Do you sit at the table and speak up? Do you feel valued by your colleagues when you do?

This post is part of #MicroblogMondays. To read the inaugural post and find out how you can participate, click here.



Filed under A (Good) Day's Work, Life after the PhD, Microblog Mondays

7 responses to “Microblog Mondays: Silent Women

  1. I think it’s great that you (and your sisters) are one of those who speak up! I fall into the silent category. I’m better about it now but I still rarely say anything unless I really, really want to ask the question or am really, really sure of my statement. It’s not actually a useful trait.

  2. Good for you for telling the younger woman that he contribution was valuable. Those kind of thing interactions will encourage her to co to us to speak up in the future. It’s casual mentoring 🙂

  3. I have routinely been amazed by how far a little amplification can go. I’ve done it in workshops and on panels – referring back to a woman’s point when it was reiterated by a man and subsequently credited to him, calling on women and men equally for question periods (and young and old equally, ageism being a giant problem in my field in that the whiter your hair the more questions you usually get to ask). I once used some of the time for questions for my talk to allow two women to ask questions of the previous speaker, explicitly saying “they had their hands up first and were overlooked”. I’m slowly building my reputation and renown, and I’m trying hard to use it wisely when I’m in the position of invited speaker or panelist.

  4. nonsequiturchica

    Nice work! I was certainly less vocal when I was younger and just starting out because I was smart enough to know that I didn’t know anything. Nowadays I simply don’t care and will speak up anyway. I wear a number of different hats at work and depending on the audience, I’m either one of many women or one of the only women in the group. Either way, I am a loud mouth. 🙂

  5. Mel

    I do speak up when I have something to say, but many times, I’m not saying anything because I just want to listen. I wonder if anyone has studied whether quietness is more pervasive in men or women. What percentage of students speak in an all girls school? What percentage of students speak in an all boys school?

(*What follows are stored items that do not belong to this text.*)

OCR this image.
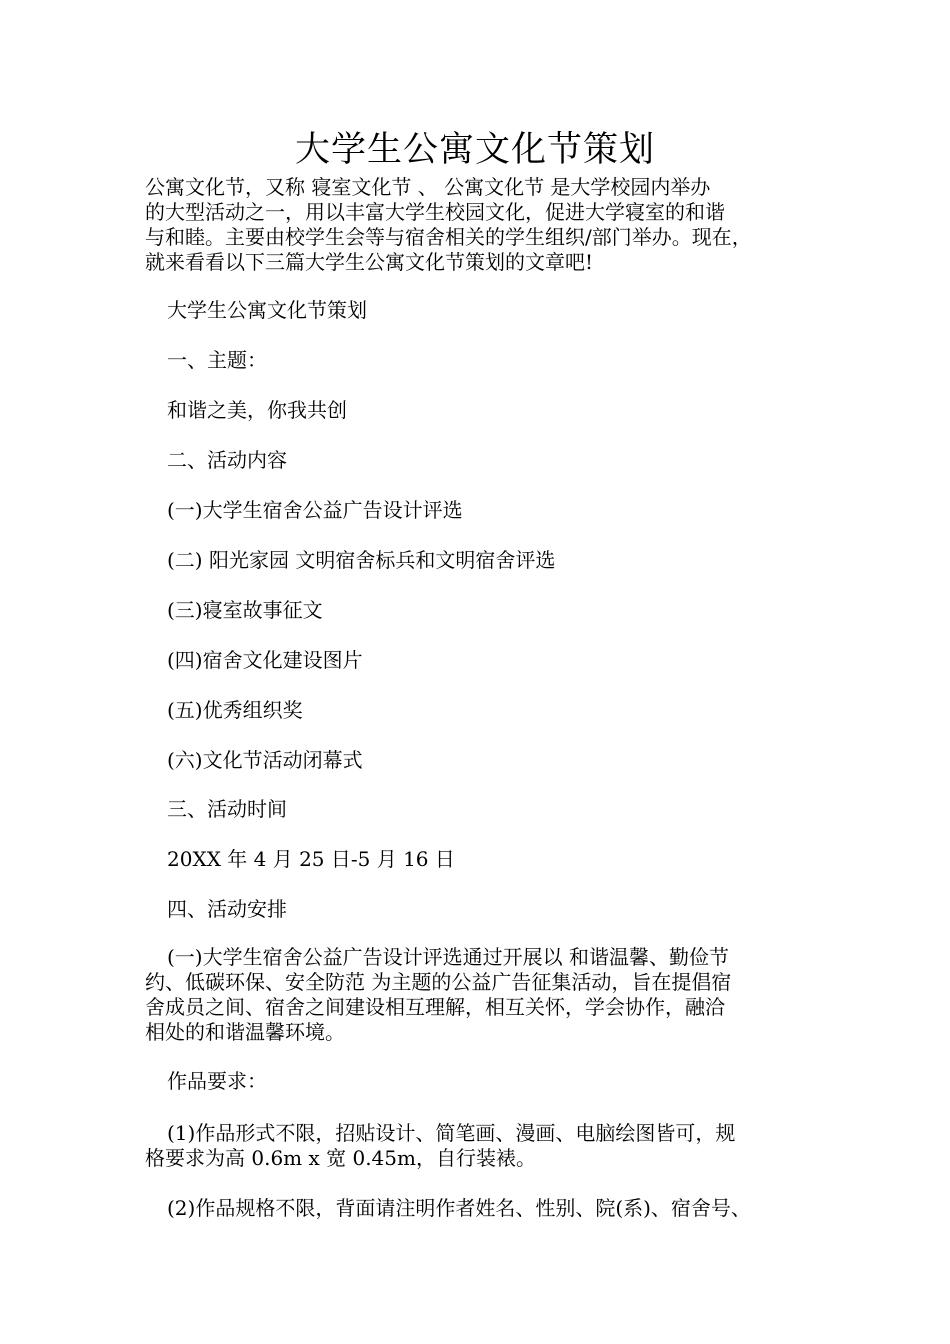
大学生公寓文化节策划
公寓文化节，又称 寝室文化节 、 公寓文化节 是大学校园内举办
的大型活动之一，用以丰富大学生校园文化，促进大学寝室的和谐
与和睦。主要由校学生会等与宿舍相关的学生组织/部门举办。现在，
就来看看以下三篇大学生公寓文化节策划的文章吧!
大学生公寓文化节策划
一、主题：
和谐之美，你我共创
二、活动内容
(一)大学生宿舍公益广告设计评选
(二) 阳光家园 文明宿舍标兵和文明宿舍评选
(三)寝室故事征文
(四)宿舍文化建设图片
(五)优秀组织奖
(六)文化节活动闭幕式
三、活动时间
20XX 年 4 月 25 日-5 月 16 日
四、活动安排
(一)大学生宿舍公益广告设计评选通过开展以 和谐温馨、勤俭节
约、低碳环保、安全防范 为主题的公益广告征集活动，旨在提倡宿
舍成员之间、宿舍之间建设相互理解，相互关怀，学会协作，融洽
相处的和谐温馨环境。
作品要求：
(1)作品形式不限，招贴设计、简笔画、漫画、电脑绘图皆可，规
格要求为高 0.6m x 宽 0.45m，自行装裱。
(2)作品规格不限，背面请注明作者姓名、性别、院(系)、宿舍号、
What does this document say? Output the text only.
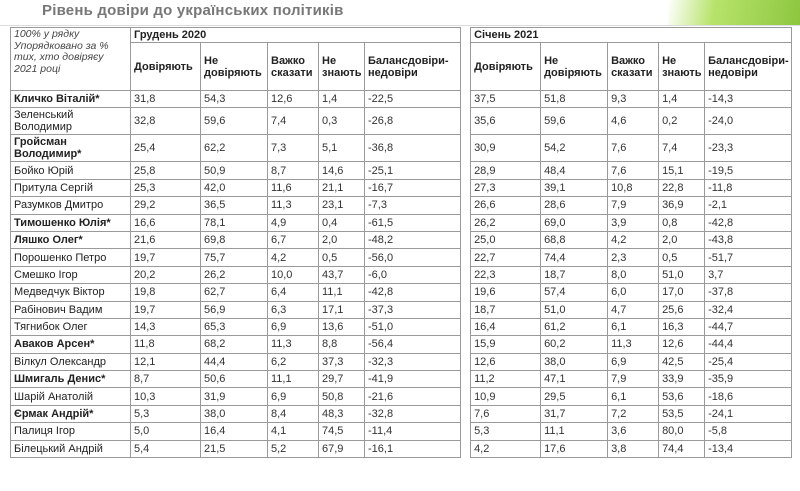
Рівень довіри до українських політиків
100% у рядку Упорядковано за % тих, хто довіряєу 2021 році	Грудень 2020						Січень 2021				
	Довіряють	Не довіряють	Важко сказати	Не знають	Балансдовіри-недовіри		Довіряють	Не довіряють	Важко сказати	Не знають	Балансдовіри-недовіри
Кличко Віталій*	31,8	54,3	12,6	1,4	-22,5		37,5	51,8	9,3	1,4	-14,3
Зеленський Володимир	32,8	59,6	7,4	0,3	-26,8		35,6	59,6	4,6	0,2	-24,0
Гройсман Володимир*	25,4	62,2	7,3	5,1	-36,8		30,9	54,2	7,6	7,4	-23,3
Бойко Юрій	25,8	50,9	8,7	14,6	-25,1		28,9	48,4	7,6	15,1	-19,5
Притула Сергій	25,3	42,0	11,6	21,1	-16,7		27,3	39,1	10,8	22,8	-11,8
Разумков Дмитро	29,2	36,5	11,3	23,1	-7,3		26,6	28,6	7,9	36,9	-2,1
Тимошенко Юлія*	16,6	78,1	4,9	0,4	-61,5		26,2	69,0	3,9	0,8	-42,8
Ляшко Олег*	21,6	69,8	6,7	2,0	-48,2		25,0	68,8	4,2	2,0	-43,8
Порошенко Петро	19,7	75,7	4,2	0,5	-56,0		22,7	74,4	2,3	0,5	-51,7
Смешко Ігор	20,2	26,2	10,0	43,7	-6,0		22,3	18,7	8,0	51,0	3,7
Медведчук Віктор	19,8	62,7	6,4	11,1	-42,8		19,6	57,4	6,0	17,0	-37,8
Рабінович Вадим	19,7	56,9	6,3	17,1	-37,3		18,7	51,0	4,7	25,6	-32,4
Тягнибок Олег	14,3	65,3	6,9	13,6	-51,0		16,4	61,2	6,1	16,3	-44,7
Аваков Арсен*	11,8	68,2	11,3	8,8	-56,4		15,9	60,2	11,3	12,6	-44,4
Вілкул Олександр	12,1	44,4	6,2	37,3	-32,3		12,6	38,0	6,9	42,5	-25,4
Шмигаль Денис*	8,7	50,6	11,1	29,7	-41,9		11,2	47,1	7,9	33,9	-35,9
Шарій Анатолій	10,3	31,9	6,9	50,8	-21,6		10,9	29,5	6,1	53,6	-18,6
Єрмак Андрій*	5,3	38,0	8,4	48,3	-32,8		7,6	31,7	7,2	53,5	-24,1
Палиця Ігор	5,0	16,4	4,1	74,5	-11,4		5,3	11,1	3,6	80,0	-5,8
Білецький Андрій	5,4	21,5	5,2	67,9	-16,1		4,2	17,6	3,8	74,4	-13,4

  6. I will admit to being one of the more silent/timid types. I will never forget the one time I spoke up in a meeting, made a bit of a joke & an observation… crickets. Ten minutes later, one of the guys said almost exactly the same thing — and of course everyone laughed & thought he was brilliant. My jaw practically hit the table; I’d heard stories about such things happening but to see it happening, to ME, was something else. Thank you for encouraging those other women in the room! And can I say how fabulous I think it is that you’re doing this project with your husband? I have no idea what the book is about or if I’d understand anything in it, but now you have my interest piqued to read it, lol. 😉

  7. Turia

    I won’t say what the book is about on the blog as that would out me for sure, but feel free to email if you’d like more details. 🙂 I basically forced my husband into putting me on the project. He had originally planned for me to write one of the chapters in the volume but not be an editor. I pointed out that a) the other editors were not going to do any work and b) I was going to live with the project for years on end so might as well get the credit for it. The decision made more sense when we first came up with the idea, which was when we thought we were going to be a one child family, as I’m not doing a great job right now of meeting deadlines. But I will be of more help in the coming months/years, and it is nice to be working on something together.